I was in the shower this afternoon, looking down at my heroin chic arms battled and bruised. I was thinking how I haven't hydrated well enough today and how just a bit of cleaning on Saturday landed me in bed most of Sunday. I had looked at my calendar the evening before and realized I only have three more weeks in Phoenix and only time will tell how I leave here. The water slowly poured down and I had one end of the shower door open so I didn't get too hot. Tony, the air-conditioning repair man had just left and I thought about once again the kindness of strangers...and how so often I feel all alone and then there are these strangers among me every day that offer up the kindest of support. I think perhaps at some point they are disarmed by the honesty. As he was giving me facts and figures of how we can improve the system, I finally looked at him and said, I am sorry in my old life I could process all you are saying but right now I need to lie in bed and just give me the end of the story, I have no room for the beginning and the middle...just wrap it up to the end. And I just gave my truth. Before he left he told me if there is anything I needed while I am in Phoenix they always have trucks around the Valley...a light bulb changed, anything heavy lifted, but that he couldn't promise laundry or dishes. I appreciated the humor. It's easier for those who don't know me. It's easier for the stranger with the illness that they just met to feel useful and offer a helping hand. It is much more difficult for those that see it day in and day out and the tiny changes that we must claim as progress. The tiny changes that over the course of 4 years have become big changes but they are not changes that have given a life back. They are however changes that continue to offer hope.
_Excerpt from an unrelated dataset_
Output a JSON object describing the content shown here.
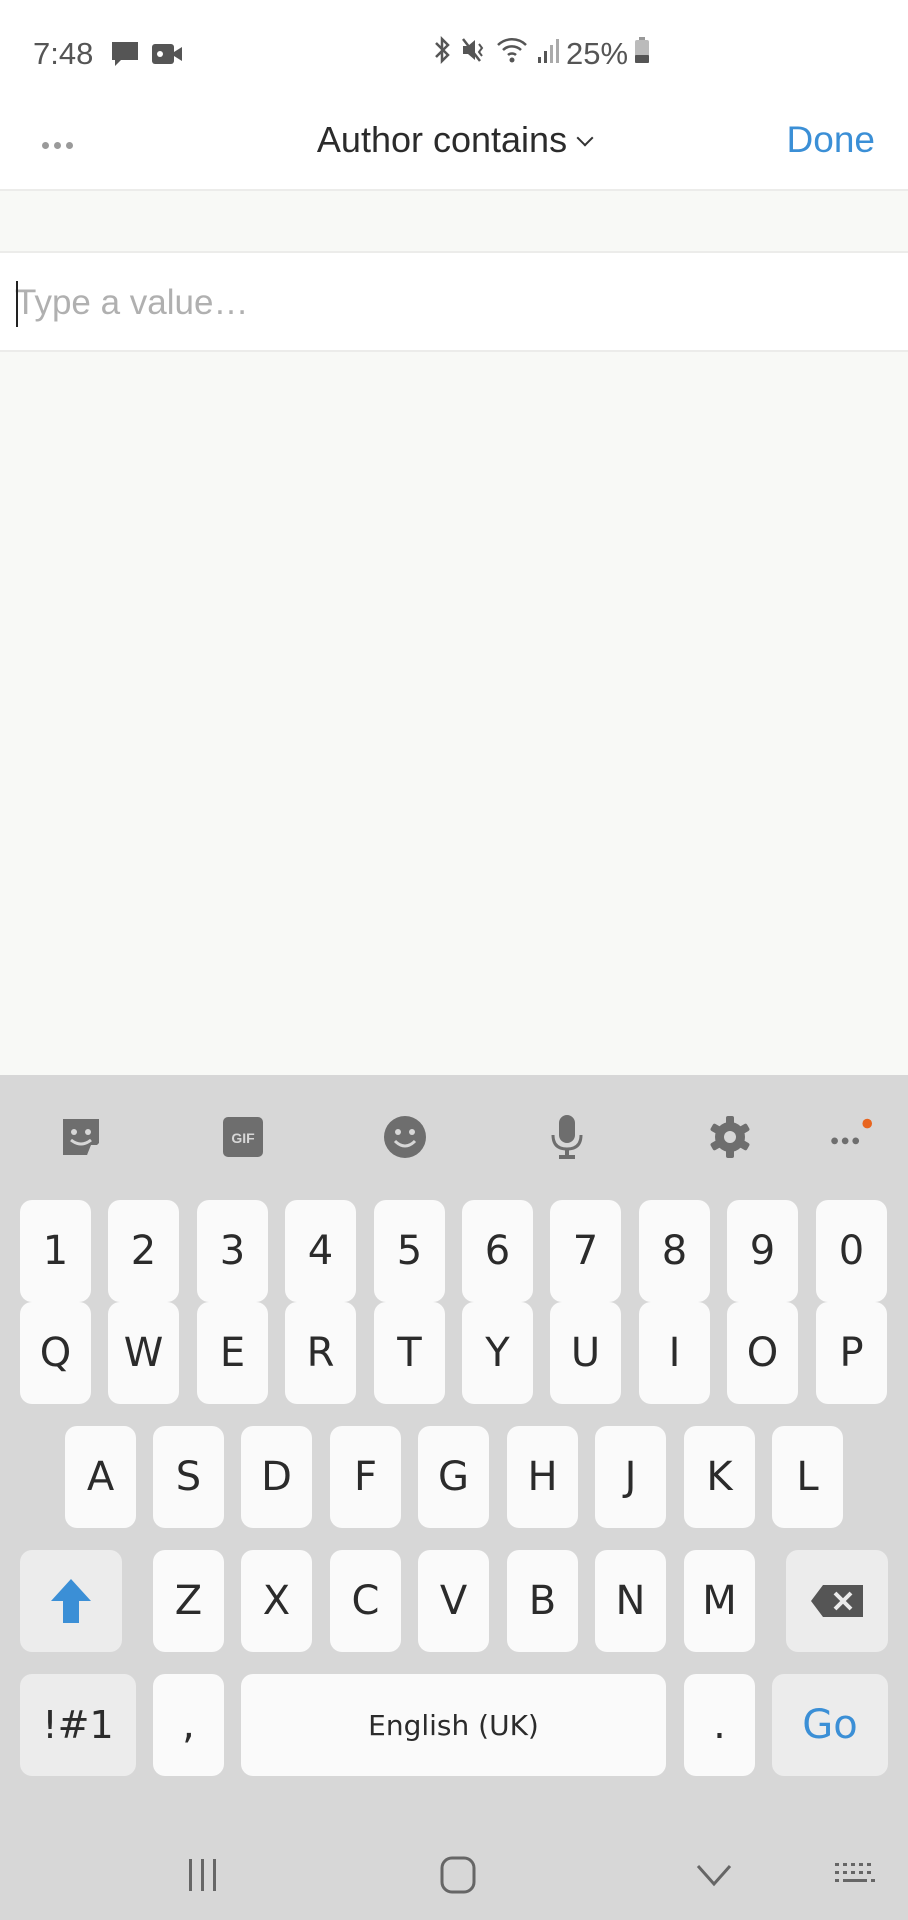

This illness has become like a family member that I can vent about and write about frustrated about all I have been forced to give up; but everyone else must be careful to point that out or I will bite. Because it takes away my power when they point out all I have lost and many days all I see is what I have gained. Last week as I was at the doctor I began to laugh, it's all I could do. And I told her, look how far we have come, you are on your fourth vein, I have blood all over my hand, my one site has become swollen and I am truly laughing four years ago I would have been terrified...I have let go of the control...what an amazing gift to trust someone else so completely that when all is falling apart you know you are in capable hands. What a gift that I have gotten to the point where instead of making people around me feel guilty about what they can do that I can only witness I am just so happy I may able to make it for a few minutes to see their joy. What an amazing gift that thirty minutes of alone time at the Biltmore Resort with my niece was as close to perfection as I could imagine. And the day I may be able to eat mashed potatoes again, well let's just say nothing will ever taste so good...because now everything is much more than it seems to be. So if anyone else points out what I have given up...it is I who feel sorry for them and I can finally believe there is much I have gained.
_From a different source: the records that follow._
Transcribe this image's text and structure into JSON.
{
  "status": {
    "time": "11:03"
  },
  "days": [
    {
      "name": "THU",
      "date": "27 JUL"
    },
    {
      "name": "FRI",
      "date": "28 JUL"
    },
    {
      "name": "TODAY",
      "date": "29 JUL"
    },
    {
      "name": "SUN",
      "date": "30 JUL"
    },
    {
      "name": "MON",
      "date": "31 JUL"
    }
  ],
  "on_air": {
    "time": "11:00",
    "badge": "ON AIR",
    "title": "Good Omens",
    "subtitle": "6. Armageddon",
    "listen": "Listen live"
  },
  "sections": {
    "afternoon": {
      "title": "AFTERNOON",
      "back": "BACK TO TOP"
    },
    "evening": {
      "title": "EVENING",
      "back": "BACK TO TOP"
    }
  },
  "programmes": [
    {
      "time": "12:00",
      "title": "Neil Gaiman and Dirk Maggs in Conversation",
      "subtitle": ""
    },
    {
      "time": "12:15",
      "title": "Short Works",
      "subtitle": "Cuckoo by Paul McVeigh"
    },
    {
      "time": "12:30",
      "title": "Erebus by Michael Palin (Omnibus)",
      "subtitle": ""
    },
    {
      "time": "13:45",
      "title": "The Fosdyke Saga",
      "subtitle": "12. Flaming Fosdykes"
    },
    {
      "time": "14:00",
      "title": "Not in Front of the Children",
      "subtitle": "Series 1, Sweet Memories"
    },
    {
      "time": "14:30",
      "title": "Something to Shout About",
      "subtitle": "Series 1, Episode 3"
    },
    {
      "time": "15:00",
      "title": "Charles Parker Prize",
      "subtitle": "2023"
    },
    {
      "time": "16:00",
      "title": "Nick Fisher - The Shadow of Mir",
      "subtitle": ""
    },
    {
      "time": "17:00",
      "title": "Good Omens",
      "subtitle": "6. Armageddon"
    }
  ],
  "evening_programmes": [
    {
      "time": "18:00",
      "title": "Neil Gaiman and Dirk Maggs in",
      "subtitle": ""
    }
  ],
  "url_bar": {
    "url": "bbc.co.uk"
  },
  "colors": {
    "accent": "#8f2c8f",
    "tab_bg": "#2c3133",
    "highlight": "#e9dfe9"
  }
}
So back to the shower, I was looking at this bruised body and feeling more like a bruised spirit and I realized there is such a fine line between being cowardly and courageous. And decided once again, today, like the 7 plus years since this began the only one that could choose which way it would go would be me. So I dried my eyes, grabbed my towel and decided now if any was time for stoicism. And before I left I turned on the TV to see just that...horrifying acts of cowardliness and acts of courage on a much grander scale. We all have our battles, some are just a bit more quiet than others. We all fight our own 26.2, the tragedy is those believing their courage is defined by destroying the spirit of others.